WP15 – ProTarget: A Danish Nationwide Clinical Trial on Targeted Cancer Treatment based on Genomic Profiling
Impact/relevance
Identification of new agents for precision medicine and identification of mechanisms of resistance. Patients undergoing whole genome sequencing (WGS) will be offered relevant targeted agents according to molecular tumor board review.
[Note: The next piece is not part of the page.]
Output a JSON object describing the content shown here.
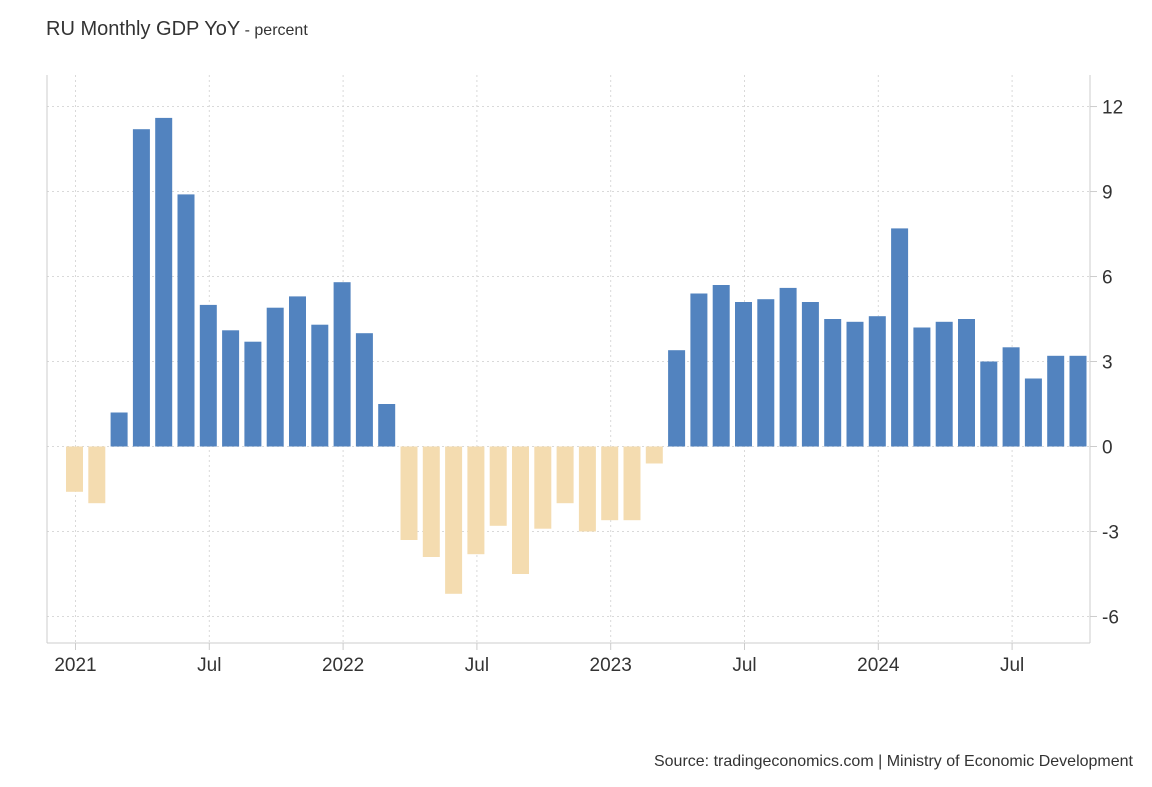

The study aims to catalogue the choice of genomic test by clinical oncologists and learn about the utility of data collected through this study to develop hypotheses for future clinical trials.
Background
Our deeper understanding of cancer at the genomic level, coupled with the increasingly widespread availability of affordable technologies to interrogate the genome, the transcriptome, the proteome and other aspects of the tumor and host is leading to new paradigms of cancer care that rely increasingly on tumor molecular profiling throughout the course of care to refine prognosis and inform treatment decisions 1-4.
A new generation of drugs, both antibodies and small molecules, that target specific molecules and pathways crucial for cancer survival or progression, has revolutionized the treatment of some cancers and given hope to many patients with cancers once considered hopeless.
ProTarget study is based on the study protocols of the Dutch DRUP trial and the TAPUR trial sponsored by ASCO in the US. ProTarget study is a phase II, prospective, non-randomized investigator-initiated clinical trial that aims to describe the safety and efficacy of commercially available, targeted anti-cancer drugs prescribed for treatment of patients with advanced cancer having a potentially actionable genomic variant revealed by a genomic test or immunohistochemistry test for protein overexpression performed in a laboratory accredited by the competent local regulatory authority. Supplementary WGS will be performed for all patients for translational research.
Aims
-To describe in different types of population the anti-tumour activity (efficacy) and toxicity (safety) of commercially available, targeted anti-cancer drugs used for treatment of patients with advanced disease with a genomic variant known (i) to be a target of an EMA-approved anti-cancer drug or (ii) to predict sensitivity to an EMA-approved anti-cancer drug.
-To record the site investigator determines treatment-related adverse events experienced by patients receiving treatment with commercially available, targeted anti-cancer drugs.
-To perform refined biomarker analyses, including (but not limited to) whole genome sequencing, on a fresh tumour biopsy specimen at baseline and at progression.
Methods
Each patient will be allocated to open cohorts at the weekly national Molecular Tumour Board. At present time 12 drugs are provided free of charge by pharma companies. All patients who receive treatment with a drug available in the protocol will be followed for standard toxicity and efficacy outcomes including tumour response, progression-free and overall survival as well as duration of treatment and high grade or serious adverse events.
Expected outcome
Assessment of response rates and 6 months disease-free survival (DFS), safety and resistance mechanisms for various targeted agents in GBM and other tumors types.
References
1. MacConaill, L.E., Garraway, L.A.: Clinical Implications of the Cancer Genome. J Clin Oncol. 28: 5219-5228, 2010.
2. Garraway, L.A.: Genomics-Driven Oncology: Framework for an Emerging Paradigm. J Clin Oncol. 31: 1806-1814, 2013.
3. Dienstmann, R., Rodon, J., Barretina, J., Tabernero, J.: Genomic Medicine Frontier in Human Solid Tumors: Prospect Challenges. J Clin Oncol. 31: 1874-1884, 2013.
4. Meador, C.B., Micheel, C.M., Levy, M.A., Lovly, C.M., Horn, L., Warner, J.L., Johnson, D.B., Zhao, Z., Anderson, I.A., Sosman, J.A., Vnencak-Jones, C.L., Dahlman, K.B., Pao, W.: Beyond Histology: Translating Tumor Genotypes into Clinically Effective Targeted Therapies. Clin Cancer Res. 20: 2264, 2014.
Travel Grant
We are happy to announce Laila Belcaid, MD, PhD student (WP 15 ProTarget), in September 2021 received a Travel Grant, a donation of DKK 73.120 from The NEYE Foundation in support of her research at the Institute Gustave Roussy , France. The purpose of the donation is to change of the research environment at the Institute Gustave Roussy, to enhance the international collaboration in personalized cancer medicine.